Launched in 1997 from Cape Canaveral, Florida, the Cassini-Huygens mission took about seven years to reach the ringed planet. Made up of NASA's Cassini orbiter and the European Space Agency's Huygens probe, it gathered data that transformed our understanding of Saturn and its moons, and even gave us a tantalizing glimpse of Jupiter.

One of Cassini's most exciting revelations came in 2006, when scientists announced they had discovered evidence for liquid water on Saturn's moon, Enceladus. More than a decade of subsequent research into the strange satellite has fuelled speculation it could harbor alien life.

The last leg of Cassini's journey, dubbed the "Grand Finale" by NASA, saw the craft dip between the planet and its rings 22 times before plummeting to its death in the skies of Saturn.

Over its lifetime, Cassini's raw images provided the ingredients for a stunning window into Saturn and its moons. The spacecraft revealed the planet's rings like never before, and even captured the gas giant's dancing aurora in motion.

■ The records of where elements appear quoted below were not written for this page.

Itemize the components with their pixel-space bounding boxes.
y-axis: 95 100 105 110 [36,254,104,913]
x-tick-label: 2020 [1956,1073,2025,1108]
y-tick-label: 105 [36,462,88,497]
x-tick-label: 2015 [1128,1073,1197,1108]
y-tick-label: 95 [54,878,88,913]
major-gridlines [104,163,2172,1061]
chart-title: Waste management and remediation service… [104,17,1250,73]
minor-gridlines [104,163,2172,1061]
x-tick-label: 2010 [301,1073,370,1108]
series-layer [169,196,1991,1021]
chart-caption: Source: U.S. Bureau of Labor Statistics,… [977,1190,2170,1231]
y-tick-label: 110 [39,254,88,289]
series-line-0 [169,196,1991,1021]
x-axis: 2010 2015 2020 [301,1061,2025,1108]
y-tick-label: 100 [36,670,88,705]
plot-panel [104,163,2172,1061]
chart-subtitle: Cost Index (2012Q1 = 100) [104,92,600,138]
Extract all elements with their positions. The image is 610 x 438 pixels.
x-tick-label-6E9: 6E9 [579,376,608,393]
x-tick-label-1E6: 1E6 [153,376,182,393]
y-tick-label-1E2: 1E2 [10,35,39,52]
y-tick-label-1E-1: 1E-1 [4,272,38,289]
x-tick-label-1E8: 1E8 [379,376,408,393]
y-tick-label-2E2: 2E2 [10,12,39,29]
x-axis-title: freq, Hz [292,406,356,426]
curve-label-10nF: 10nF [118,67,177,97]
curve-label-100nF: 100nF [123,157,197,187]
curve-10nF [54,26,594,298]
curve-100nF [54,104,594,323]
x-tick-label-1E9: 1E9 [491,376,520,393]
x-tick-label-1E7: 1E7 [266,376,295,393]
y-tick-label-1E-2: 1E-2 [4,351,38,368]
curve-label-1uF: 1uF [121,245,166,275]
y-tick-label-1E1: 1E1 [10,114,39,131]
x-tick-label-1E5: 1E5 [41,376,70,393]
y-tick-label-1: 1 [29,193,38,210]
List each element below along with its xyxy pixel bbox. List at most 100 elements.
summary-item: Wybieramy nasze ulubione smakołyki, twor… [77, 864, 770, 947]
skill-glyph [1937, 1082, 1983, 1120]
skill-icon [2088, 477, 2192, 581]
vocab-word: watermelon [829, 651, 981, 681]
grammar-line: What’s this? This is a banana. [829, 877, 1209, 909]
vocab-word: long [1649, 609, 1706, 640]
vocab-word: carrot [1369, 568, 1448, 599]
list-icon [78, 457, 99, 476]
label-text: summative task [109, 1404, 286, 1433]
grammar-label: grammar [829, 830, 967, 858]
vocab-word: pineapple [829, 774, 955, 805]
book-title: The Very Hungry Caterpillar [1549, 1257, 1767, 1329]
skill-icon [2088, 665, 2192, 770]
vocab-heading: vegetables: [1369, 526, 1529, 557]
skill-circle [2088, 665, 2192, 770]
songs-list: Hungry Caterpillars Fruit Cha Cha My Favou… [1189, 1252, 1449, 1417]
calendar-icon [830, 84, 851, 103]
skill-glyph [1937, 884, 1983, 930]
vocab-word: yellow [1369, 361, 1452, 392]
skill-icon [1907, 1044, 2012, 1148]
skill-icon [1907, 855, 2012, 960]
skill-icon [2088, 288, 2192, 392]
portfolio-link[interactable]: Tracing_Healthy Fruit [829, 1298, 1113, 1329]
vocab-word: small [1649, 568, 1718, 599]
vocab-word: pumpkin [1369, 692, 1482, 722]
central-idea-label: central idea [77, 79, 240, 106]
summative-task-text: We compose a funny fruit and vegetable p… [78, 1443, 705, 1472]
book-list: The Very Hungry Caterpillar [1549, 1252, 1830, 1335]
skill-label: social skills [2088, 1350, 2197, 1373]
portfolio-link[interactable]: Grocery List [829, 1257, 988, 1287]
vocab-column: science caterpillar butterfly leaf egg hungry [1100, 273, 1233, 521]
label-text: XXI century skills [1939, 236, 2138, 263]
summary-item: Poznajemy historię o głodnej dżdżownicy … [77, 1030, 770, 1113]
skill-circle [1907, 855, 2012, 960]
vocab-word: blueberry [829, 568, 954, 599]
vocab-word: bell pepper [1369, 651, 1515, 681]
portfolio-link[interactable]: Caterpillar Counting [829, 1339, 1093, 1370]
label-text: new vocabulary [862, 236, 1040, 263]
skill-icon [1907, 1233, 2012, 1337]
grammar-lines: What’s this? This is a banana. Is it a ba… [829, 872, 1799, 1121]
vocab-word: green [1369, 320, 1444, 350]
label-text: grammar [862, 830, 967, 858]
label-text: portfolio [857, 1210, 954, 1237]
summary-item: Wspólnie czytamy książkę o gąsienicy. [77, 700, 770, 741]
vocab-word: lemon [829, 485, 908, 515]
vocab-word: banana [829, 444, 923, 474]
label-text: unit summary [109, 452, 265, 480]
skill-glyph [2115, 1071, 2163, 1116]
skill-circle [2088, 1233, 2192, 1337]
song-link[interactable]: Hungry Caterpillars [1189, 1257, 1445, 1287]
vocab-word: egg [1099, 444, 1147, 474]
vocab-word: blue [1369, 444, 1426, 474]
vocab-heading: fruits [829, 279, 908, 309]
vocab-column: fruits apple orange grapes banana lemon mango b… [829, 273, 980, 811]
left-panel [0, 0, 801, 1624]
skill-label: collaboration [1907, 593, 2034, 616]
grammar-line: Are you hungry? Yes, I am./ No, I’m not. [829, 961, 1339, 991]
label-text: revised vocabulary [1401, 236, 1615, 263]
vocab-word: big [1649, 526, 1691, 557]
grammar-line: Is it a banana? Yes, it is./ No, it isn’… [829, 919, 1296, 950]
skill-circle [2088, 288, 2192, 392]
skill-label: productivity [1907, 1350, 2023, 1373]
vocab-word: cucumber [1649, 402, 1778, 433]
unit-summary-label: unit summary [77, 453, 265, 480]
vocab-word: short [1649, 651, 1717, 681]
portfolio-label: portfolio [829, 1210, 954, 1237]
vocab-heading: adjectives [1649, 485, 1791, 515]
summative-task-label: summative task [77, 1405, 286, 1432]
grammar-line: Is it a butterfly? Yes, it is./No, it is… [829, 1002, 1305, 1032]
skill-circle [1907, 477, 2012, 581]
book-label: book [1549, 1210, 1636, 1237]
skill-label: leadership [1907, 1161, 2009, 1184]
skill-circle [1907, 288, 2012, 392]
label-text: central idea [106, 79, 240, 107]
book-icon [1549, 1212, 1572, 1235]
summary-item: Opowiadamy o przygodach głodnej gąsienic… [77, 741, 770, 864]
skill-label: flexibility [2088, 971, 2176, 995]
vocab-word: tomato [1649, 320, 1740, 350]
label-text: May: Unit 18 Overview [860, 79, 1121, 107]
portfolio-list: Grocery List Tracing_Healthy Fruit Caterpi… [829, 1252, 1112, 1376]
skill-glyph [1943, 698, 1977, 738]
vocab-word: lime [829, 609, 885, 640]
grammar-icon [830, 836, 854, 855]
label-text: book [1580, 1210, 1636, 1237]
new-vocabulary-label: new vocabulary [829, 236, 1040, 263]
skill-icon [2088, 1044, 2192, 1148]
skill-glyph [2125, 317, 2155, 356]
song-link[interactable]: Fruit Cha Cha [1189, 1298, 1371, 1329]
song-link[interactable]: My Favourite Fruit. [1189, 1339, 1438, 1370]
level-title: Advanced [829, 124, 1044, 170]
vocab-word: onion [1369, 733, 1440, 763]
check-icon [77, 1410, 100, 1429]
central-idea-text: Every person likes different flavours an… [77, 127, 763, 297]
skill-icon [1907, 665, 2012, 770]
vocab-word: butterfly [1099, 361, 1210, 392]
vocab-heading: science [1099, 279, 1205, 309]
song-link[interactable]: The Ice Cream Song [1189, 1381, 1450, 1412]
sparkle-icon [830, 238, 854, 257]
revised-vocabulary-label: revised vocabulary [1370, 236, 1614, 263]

It's unclear how future investigations into the ringed planet will look. But there are plenty of exciting missions to other planets on the horizon. The European Space Agency and the Japan Aerospace Exploration Agency are set to launch a mission to Mercury later this year. In November, NASA's InSight craft is set to land on Mars, and in 2021, the Red Planet is set to welcome another trundling explorer to its dusty surface—the ExoMars Rover.